In QuickSelect, the rank of a good pivot in the sorted list is betweeen \( \alpha n \) and \( (1 - \alpha) n \), where there are \( n \) elements. The hope of the derandomized technique is to find a pivot that is "almost media" in linear time.

Consider breaking the \( n \) elements into \( m \) groups of size \( n / m \). Take the median in every group, then the median of the medians. If you take \( m = \sqrt{n} \), you get an \( O(n \log \log n) \) technique. If you take \( m = \log{n} \), you get an \( O(n \log ^* n) \) technique. The trick is to take \( m = n / 5 \), or an other odd larger than 3. \( n / 10 \) of the group medians are less than our pivot. 3 elements of each such group are smaller than our pivot, so there are \( 3n/10 \) elements smaller than our pivot. Applying a symmetric argument for the larger elements, we can get \( \alpha = 0.3 \). Then we can use the same analysis as last time to get an \( O(n) \) algorithm. The recurrence looks like \[ T(n) = T(n/5) + T(.7 n) + O(n) \]

Backtracking

A general approach to solving constrained optimization problems. Unfortunately, this algorithm usually gives you an exponential algorithm. Fortunately, the exponential is usually better than naive exhaustive search.

Independent Set

Find the maximum subset of the vertices of a graph such that no two nodes are adjacent.

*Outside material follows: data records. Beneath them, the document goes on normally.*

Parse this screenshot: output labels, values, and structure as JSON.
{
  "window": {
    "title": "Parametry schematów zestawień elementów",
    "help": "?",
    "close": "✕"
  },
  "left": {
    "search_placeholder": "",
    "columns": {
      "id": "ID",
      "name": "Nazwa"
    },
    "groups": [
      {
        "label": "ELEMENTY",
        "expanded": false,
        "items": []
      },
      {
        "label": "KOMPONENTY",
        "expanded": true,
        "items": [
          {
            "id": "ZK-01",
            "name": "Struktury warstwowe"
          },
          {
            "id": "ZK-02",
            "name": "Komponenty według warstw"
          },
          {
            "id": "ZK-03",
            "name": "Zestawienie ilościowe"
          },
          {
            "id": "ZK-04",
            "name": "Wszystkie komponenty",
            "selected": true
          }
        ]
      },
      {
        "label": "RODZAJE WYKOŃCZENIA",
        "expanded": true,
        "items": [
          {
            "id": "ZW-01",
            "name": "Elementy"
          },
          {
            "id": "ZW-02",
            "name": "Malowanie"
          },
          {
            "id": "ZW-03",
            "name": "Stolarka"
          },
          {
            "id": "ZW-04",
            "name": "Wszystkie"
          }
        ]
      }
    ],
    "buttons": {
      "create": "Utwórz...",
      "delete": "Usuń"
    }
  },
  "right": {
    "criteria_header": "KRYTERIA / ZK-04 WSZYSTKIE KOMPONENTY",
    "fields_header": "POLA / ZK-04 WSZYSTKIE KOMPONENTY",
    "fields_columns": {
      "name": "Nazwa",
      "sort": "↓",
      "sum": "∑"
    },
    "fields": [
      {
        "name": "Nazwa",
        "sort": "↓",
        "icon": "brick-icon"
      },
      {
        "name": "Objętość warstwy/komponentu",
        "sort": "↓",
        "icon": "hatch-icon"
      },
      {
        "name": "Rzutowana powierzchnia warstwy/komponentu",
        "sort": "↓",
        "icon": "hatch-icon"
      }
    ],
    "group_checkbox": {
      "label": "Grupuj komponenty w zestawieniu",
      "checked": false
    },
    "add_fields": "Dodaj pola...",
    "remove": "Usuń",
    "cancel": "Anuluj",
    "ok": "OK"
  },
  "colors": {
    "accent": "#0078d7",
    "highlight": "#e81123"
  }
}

Exhaustive search would take \( O(2^n poly(n)) \) time. With backtracking, we can prune branches that are inconsistent, sub-optimal, or redundant. Consider a local decision: to include the next node or exclude it.

def IndependentSet(G):
  if |V| == 0: return 0
  if |v| == 1: return 1
  pick x in V
  In <- 1 + IndependentSet(G - {x} - N(x))
  Out <- IndependentSet(G - {x})
  return max(In, Out)

The recurrence for the above looks something like \[ T(n) = 2 T(n - 1) + O(1) \] This has complexity around \( 2 ^ n \).

Modified algorithm:

def IndependentSet(G):
  if |V| == 0: return 0
  if |v| == 1: return 1
  pick x in V
  if x has neighbors:
    In <- 1 + IndependentSet(G - {x} - N(x))
    Out <- IndependentSet(G - {x})
    return max(In, Out)
  else:
    // It is definitely in the independent set. 
    return 1 + IndependentSet(G - {x})

The recurrence looks like \[ T(n) \leq T(n-1) + T(n -2) + O(1) \] The above has complexity \( O (((1 + \sqrt{5})/2)^n) \).